Quem somos, afinal? Peregrinos, forasteiros, romeiros em
terras estranhas? Pois se insistimos em ser arte onde a
arte nada vale, o que importa são cifrões na conta bancária
e raras poltronas para sentar? Pois se cultura é besteira,
coisa de efeminados, e anunciar poesia então, que dizer de
tanta asneira? Pois se hoje é feriado, e as estradas estão
cheias de carros a caminho das praias, mas nós escolhemos
ficar, preferimos ler poesia em bares vazios e salas abertas
para não mais que ratos e raros seres indefinidos escutarem?
Ora, quem mandou nascer em país jovem, em cujas lideranças
políticas ainda habita a imatura sede de um poder que
corrompe valores, esgarça a honestidade, dilacera a original
vontade de fazer o bem a toda uma população, que desperta a
cada dia na mesma espera por milagres? E ainda por cima
nascer artista, abrir braços como asas de pássaros livres,
soltar a voz feito cantores de ópera aclamados, declamando
poesia pra todo aquele que passa com a pressa agressiva de
defender seus trocados!
Insistimos em cantar, esculpir, pintar, escrever,
fotografar, retratar, mesmo que seja neste cenário estéril,
aridez de humildade, sensibilidade rarefeita, caminhos
depauperados pela ausência de estímulo à cultura de um povo,
mas abertos à agiotagem, o dinheiro à sua lavagem, as
crianças sem merenda, adultos sem emprego, nação carente de
educação, saúde, cultura, acesso, liberdade!
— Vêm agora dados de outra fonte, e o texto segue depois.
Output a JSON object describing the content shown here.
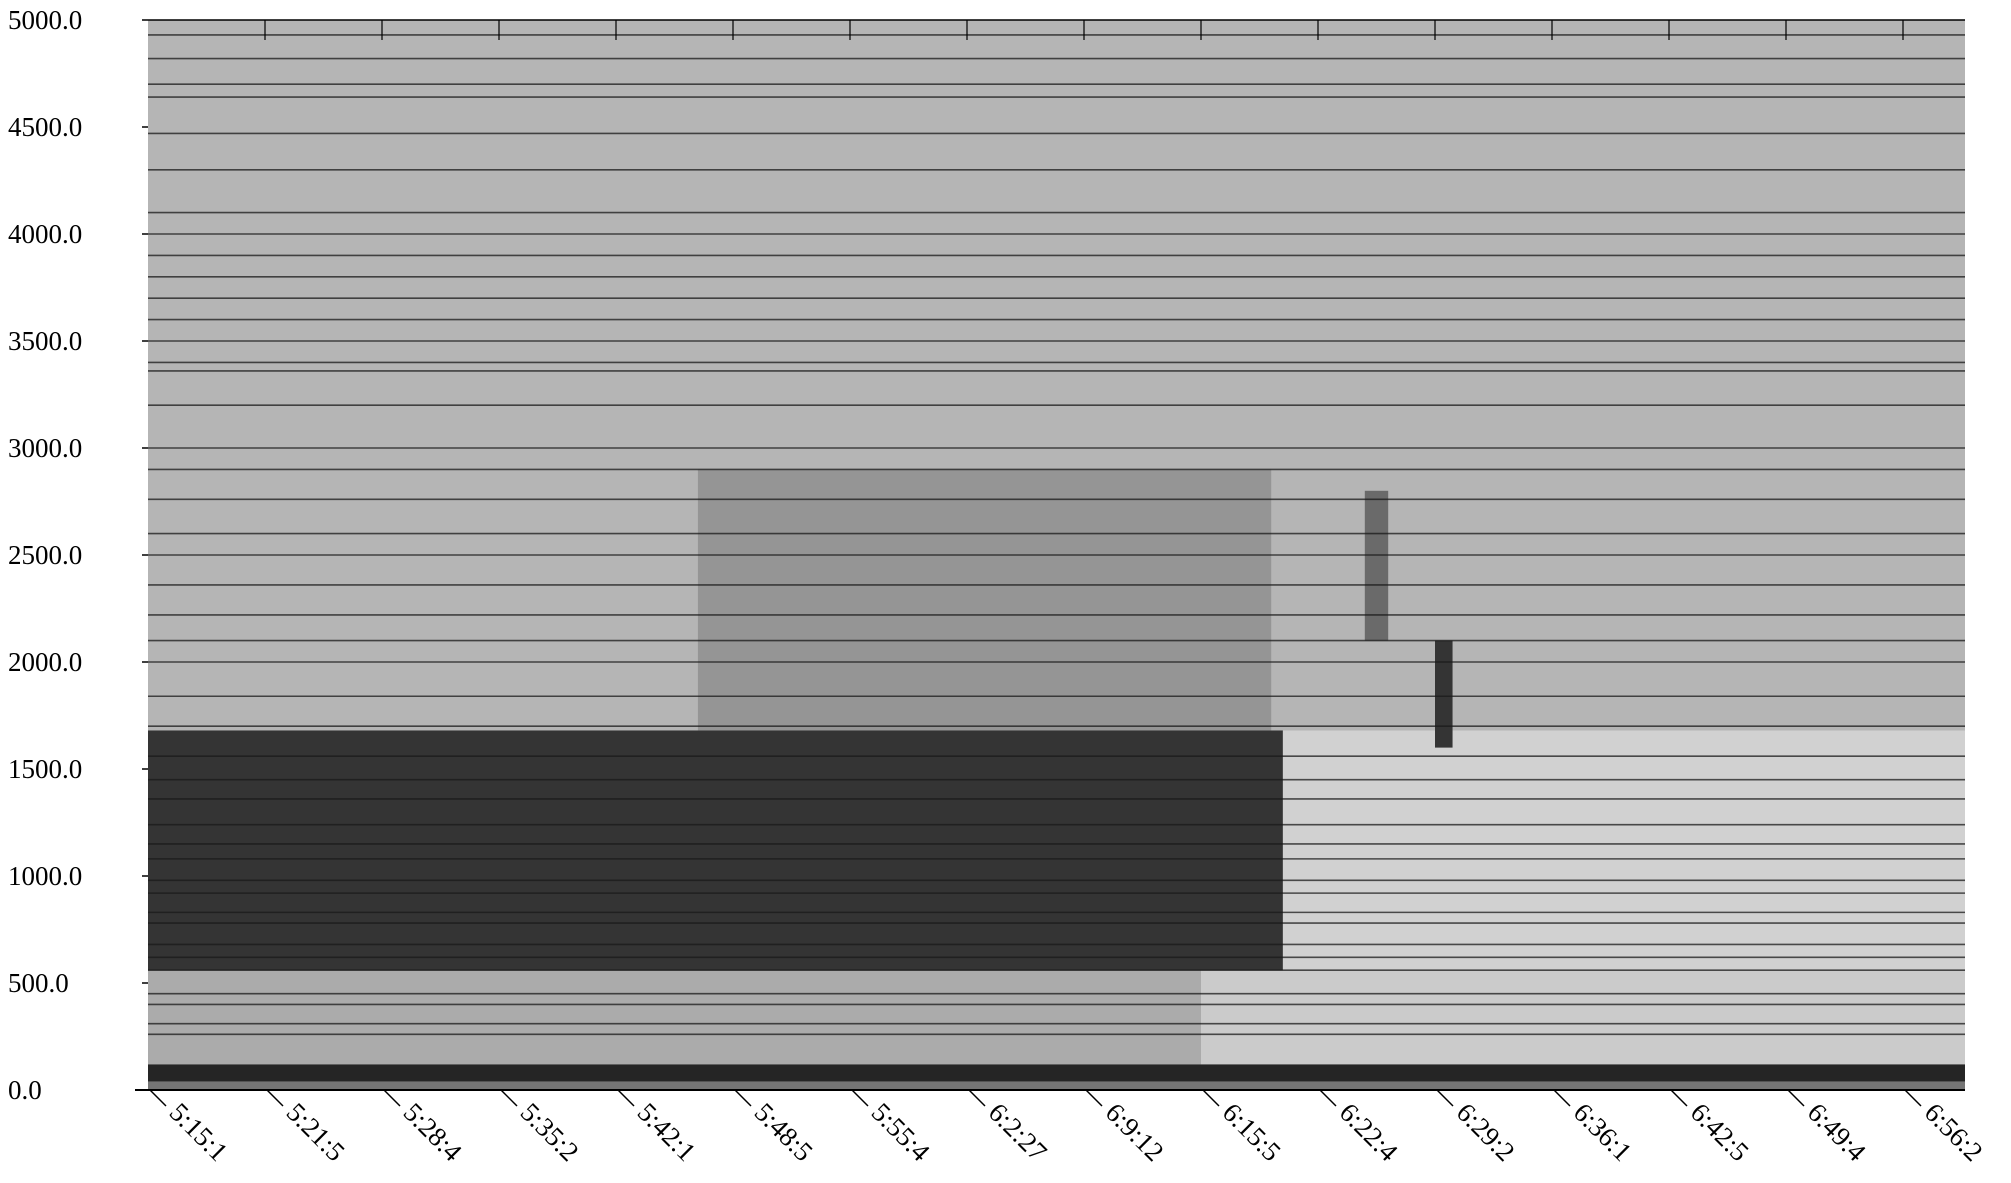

E nós permanecemos nesta sala de lustres de cristal, onde
até agora há energia elétrica e a nossa, que é muito mais
intensa, e o nosso desejo de anunciar, mesmo que à espreita,
a novidade linda de que a arte não morre, ainda que
pisoteada, massacrada, desprezada... E a gente continua
vivente nesta terra de corações duros, que cantam
estribilhos de sacanagem, e se arvoram a afirmar que a
cultura de um povo é somente a sua alegria, confraria de
pobres viciados em drogas e malandragem...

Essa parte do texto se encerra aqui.